Joshua Woodhouse death: Coroner criticises the navy
A coroner has criticised the navy for "a culture of cutting corners" regarding health and safety on its warships after an officer fell to his death on a helicopter carrier.
Lt Joshua Woodhouse was serving on HMS Ocean which was visiting a naval base in Jacksonville, Florida, at the time.
The 25-year-old, of Portsmouth, died of severe head injuries four days after the 40ft (12m) fall in August 2010.
A jury at Portsmouth Guildhall returned a narrative verdict.
It stated that Lt Woodhouse, an engineering officer, should have been wearing a safety harness, which would have saved his life.
'Entire naval fleet'
The jury also said a lax health and safety culture and a "can-do" nature may have contributed to Lt Woodhouse's death.

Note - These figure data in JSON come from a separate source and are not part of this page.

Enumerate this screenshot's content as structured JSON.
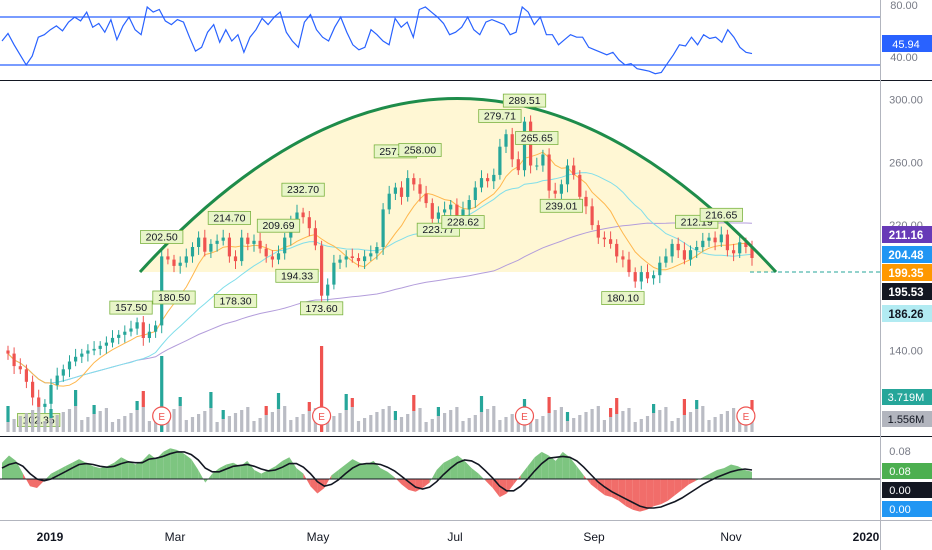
{
  "chart_data": [
    {
      "type": "line",
      "name": "rsi-pane",
      "y_ticks": [
        "80.00",
        "40.00"
      ],
      "levels": [
        70,
        30
      ],
      "last_value": "45.94",
      "ylim": [
        24,
        86
      ],
      "series": [
        {
          "values": [
            55,
            61,
            52,
            44,
            36,
            43,
            58,
            60,
            64,
            67,
            63,
            70,
            74,
            71,
            78,
            66,
            69,
            62,
            72,
            56,
            67,
            74,
            64,
            60,
            82,
            78,
            80,
            71,
            68,
            72,
            70,
            58,
            47,
            50,
            62,
            68,
            54,
            64,
            55,
            60,
            46,
            58,
            64,
            73,
            68,
            74,
            78,
            62,
            55,
            50,
            70,
            76,
            64,
            58,
            55,
            66,
            74,
            62,
            52,
            48,
            50,
            64,
            60,
            55,
            52,
            73,
            66,
            70,
            58,
            80,
            82,
            78,
            74,
            69,
            60,
            62,
            66,
            74,
            64,
            60,
            70,
            72,
            70,
            68,
            60,
            62,
            82,
            78,
            68,
            74,
            60,
            60,
            52,
            56,
            60,
            58,
            58,
            50,
            48,
            46,
            44,
            46,
            40,
            36,
            37,
            33,
            32,
            31,
            29,
            30,
            37,
            44,
            52,
            51,
            58,
            52,
            60,
            57,
            58,
            54,
            64,
            58,
            50,
            46,
            45
          ]
        }
      ],
      "color": "#2962ff"
    },
    {
      "type": "candlestick",
      "name": "price-pane",
      "x_tick_labels": [
        "2019",
        "Mar",
        "May",
        "Jul",
        "Sep",
        "Nov",
        "2020"
      ],
      "y_ticks": [
        "300.00",
        "260.00",
        "220.00",
        "140.00"
      ],
      "ylim": [
        88,
        310
      ],
      "close": [
        138,
        130,
        128,
        120,
        110,
        104,
        106,
        118,
        124,
        128,
        133,
        136,
        138,
        140,
        141,
        143,
        145,
        148,
        150,
        152,
        154,
        158,
        148,
        152,
        156,
        200,
        198,
        194,
        196,
        200,
        206,
        212,
        203,
        208,
        210,
        212,
        200,
        197,
        212,
        208,
        210,
        205,
        200,
        198,
        202,
        212,
        222,
        228,
        225,
        218,
        207,
        175,
        182,
        196,
        198,
        200,
        199,
        197,
        200,
        202,
        206,
        230,
        240,
        244,
        238,
        250,
        246,
        240,
        234,
        224,
        228,
        230,
        233,
        226,
        230,
        236,
        244,
        250,
        248,
        252,
        270,
        278,
        262,
        255,
        286,
        258,
        258,
        265,
        242,
        240,
        246,
        258,
        252,
        238,
        232,
        220,
        212,
        211,
        208,
        200,
        198,
        190,
        184,
        190,
        186,
        188,
        196,
        200,
        208,
        204,
        198,
        204,
        206,
        210,
        212,
        209,
        214,
        204,
        202,
        209,
        206,
        199
      ],
      "annotations": [
        "102.35",
        "157.50",
        "202.50",
        "180.50",
        "214.70",
        "178.30",
        "209.69",
        "194.33",
        "232.70",
        "173.60",
        "257.10",
        "258.00",
        "223.77",
        "228.62",
        "279.71",
        "289.51",
        "265.65",
        "239.01",
        "180.10",
        "212.19",
        "216.65"
      ],
      "price_labels": [
        {
          "text": "211.16",
          "color": "#673ab7"
        },
        {
          "text": "204.48",
          "color": "#2196f3"
        },
        {
          "text": "199.35",
          "color": "#ff9800"
        },
        {
          "text": "195.53",
          "color": "#131722"
        },
        {
          "text": "186.26",
          "color": "#b2ebf2"
        }
      ],
      "pattern": "rounding top (arc)",
      "pattern_color": "#1e8c4a"
    },
    {
      "type": "bar",
      "name": "volume-pane",
      "labels": [
        "3.719M",
        "1.556M"
      ],
      "earnings_marker": "E"
    },
    {
      "type": "area",
      "name": "oscillator-pane",
      "y_ticks": [
        "0.08",
        "0.08",
        "0.00",
        "0.00"
      ],
      "ylim": [
        -0.42,
        0.42
      ],
      "series": [
        {
          "values": [
            0.18,
            0.26,
            0.2,
            0.06,
            -0.08,
            -0.1,
            -0.02,
            0.06,
            0.1,
            0.14,
            0.18,
            0.22,
            0.18,
            0.14,
            0.12,
            0.14,
            0.18,
            0.24,
            0.2,
            0.16,
            0.2,
            0.28,
            0.22,
            0.3,
            0.34,
            0.32,
            0.28,
            0.22,
            0.1,
            -0.04,
            0.06,
            0.12,
            0.16,
            0.18,
            0.14,
            0.2,
            0.1,
            0.06,
            0.1,
            0.14,
            0.2,
            0.24,
            0.12,
            0.06,
            -0.08,
            -0.16,
            -0.1,
            0.04,
            0.1,
            0.16,
            0.22,
            0.18,
            0.16,
            0.2,
            0.12,
            0.08,
            0.02,
            -0.06,
            -0.12,
            -0.14,
            -0.1,
            -0.04,
            0.1,
            0.18,
            0.22,
            0.26,
            0.2,
            0.12,
            0.06,
            -0.02,
            -0.1,
            -0.2,
            -0.16,
            -0.06,
            0.04,
            0.14,
            0.24,
            0.3,
            0.26,
            0.2,
            0.3,
            0.24,
            0.14,
            0.04,
            -0.06,
            -0.12,
            -0.18,
            -0.2,
            -0.24,
            -0.3,
            -0.34,
            -0.36,
            -0.34,
            -0.3,
            -0.28,
            -0.24,
            -0.18,
            -0.12,
            -0.06,
            -0.02,
            0.02,
            0.06,
            0.1,
            0.12,
            0.16,
            0.14,
            0.1,
            0.08
          ]
        },
        {
          "values": [
            0.12,
            0.16,
            0.18,
            0.14,
            0.06,
            0.0,
            -0.02,
            0.0,
            0.04,
            0.08,
            0.12,
            0.16,
            0.17,
            0.16,
            0.14,
            0.13,
            0.14,
            0.17,
            0.19,
            0.18,
            0.18,
            0.22,
            0.23,
            0.25,
            0.28,
            0.3,
            0.3,
            0.27,
            0.21,
            0.12,
            0.08,
            0.08,
            0.11,
            0.14,
            0.15,
            0.16,
            0.14,
            0.11,
            0.09,
            0.1,
            0.13,
            0.17,
            0.17,
            0.13,
            0.06,
            -0.03,
            -0.08,
            -0.06,
            -0.01,
            0.06,
            0.12,
            0.16,
            0.17,
            0.17,
            0.16,
            0.13,
            0.09,
            0.03,
            -0.03,
            -0.09,
            -0.11,
            -0.09,
            -0.03,
            0.05,
            0.12,
            0.18,
            0.21,
            0.2,
            0.16,
            0.09,
            0.01,
            -0.08,
            -0.13,
            -0.13,
            -0.08,
            0.0,
            0.09,
            0.17,
            0.23,
            0.24,
            0.25,
            0.24,
            0.2,
            0.13,
            0.05,
            -0.03,
            -0.09,
            -0.14,
            -0.18,
            -0.22,
            -0.26,
            -0.3,
            -0.32,
            -0.32,
            -0.31,
            -0.28,
            -0.25,
            -0.21,
            -0.16,
            -0.11,
            -0.06,
            -0.02,
            0.02,
            0.05,
            0.08,
            0.1,
            0.11,
            0.1
          ]
        }
      ]
    }
  ]
}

The inquest heard Lt Woodhouse had gone onto a landing craft vessel without a safety harness as it was suspended in its bay at the side of the Plymouth-based warship, the second largest in the Navy.

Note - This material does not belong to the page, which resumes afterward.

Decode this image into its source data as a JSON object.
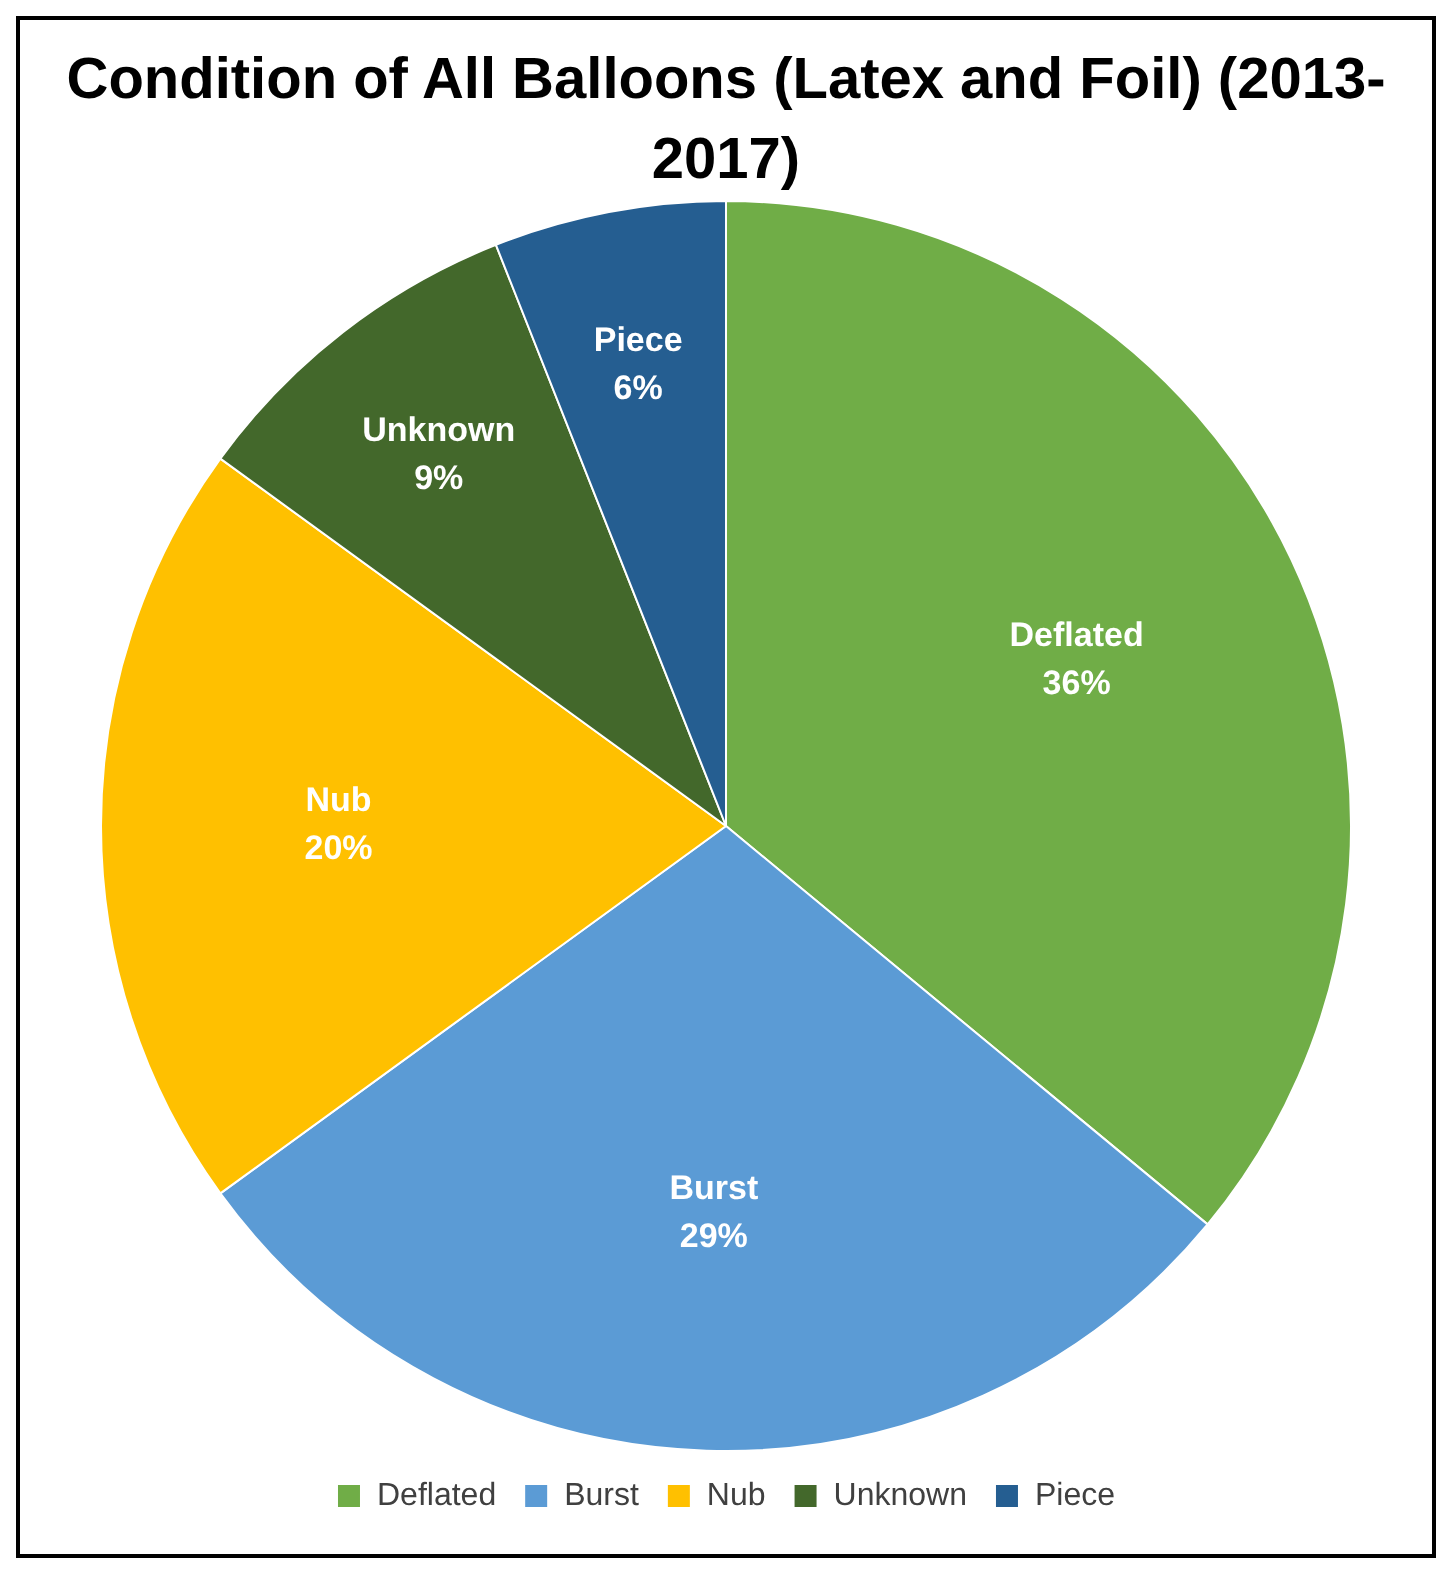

Portsmouth Coroner David Horsley said: "Having heard the evidence in its entirety, there are a couple of matters of concern to me.
"The jury have highlighted one of them in their verdict and that is a culture they feel existed on board the ship which resulted in corners being cut in relation to health and safety procedures.
"My suspicion is that this does not relate to just that little boat section or that ship but it is throughout the entire naval fleet."
He said that despite efforts by the navy to reinforce health and safety regulations, not enough had been done.
Mr Horsley described how during a visit this summer to HMS Ocean by himself and counsel for the MoD and family, a sailor had said to them he did not wear a harness because it was "a nuisance and cumbersome".
"I want the MoD and the navy to look further at what can be done to enforce awareness of the value and purpose of health and safety regulations."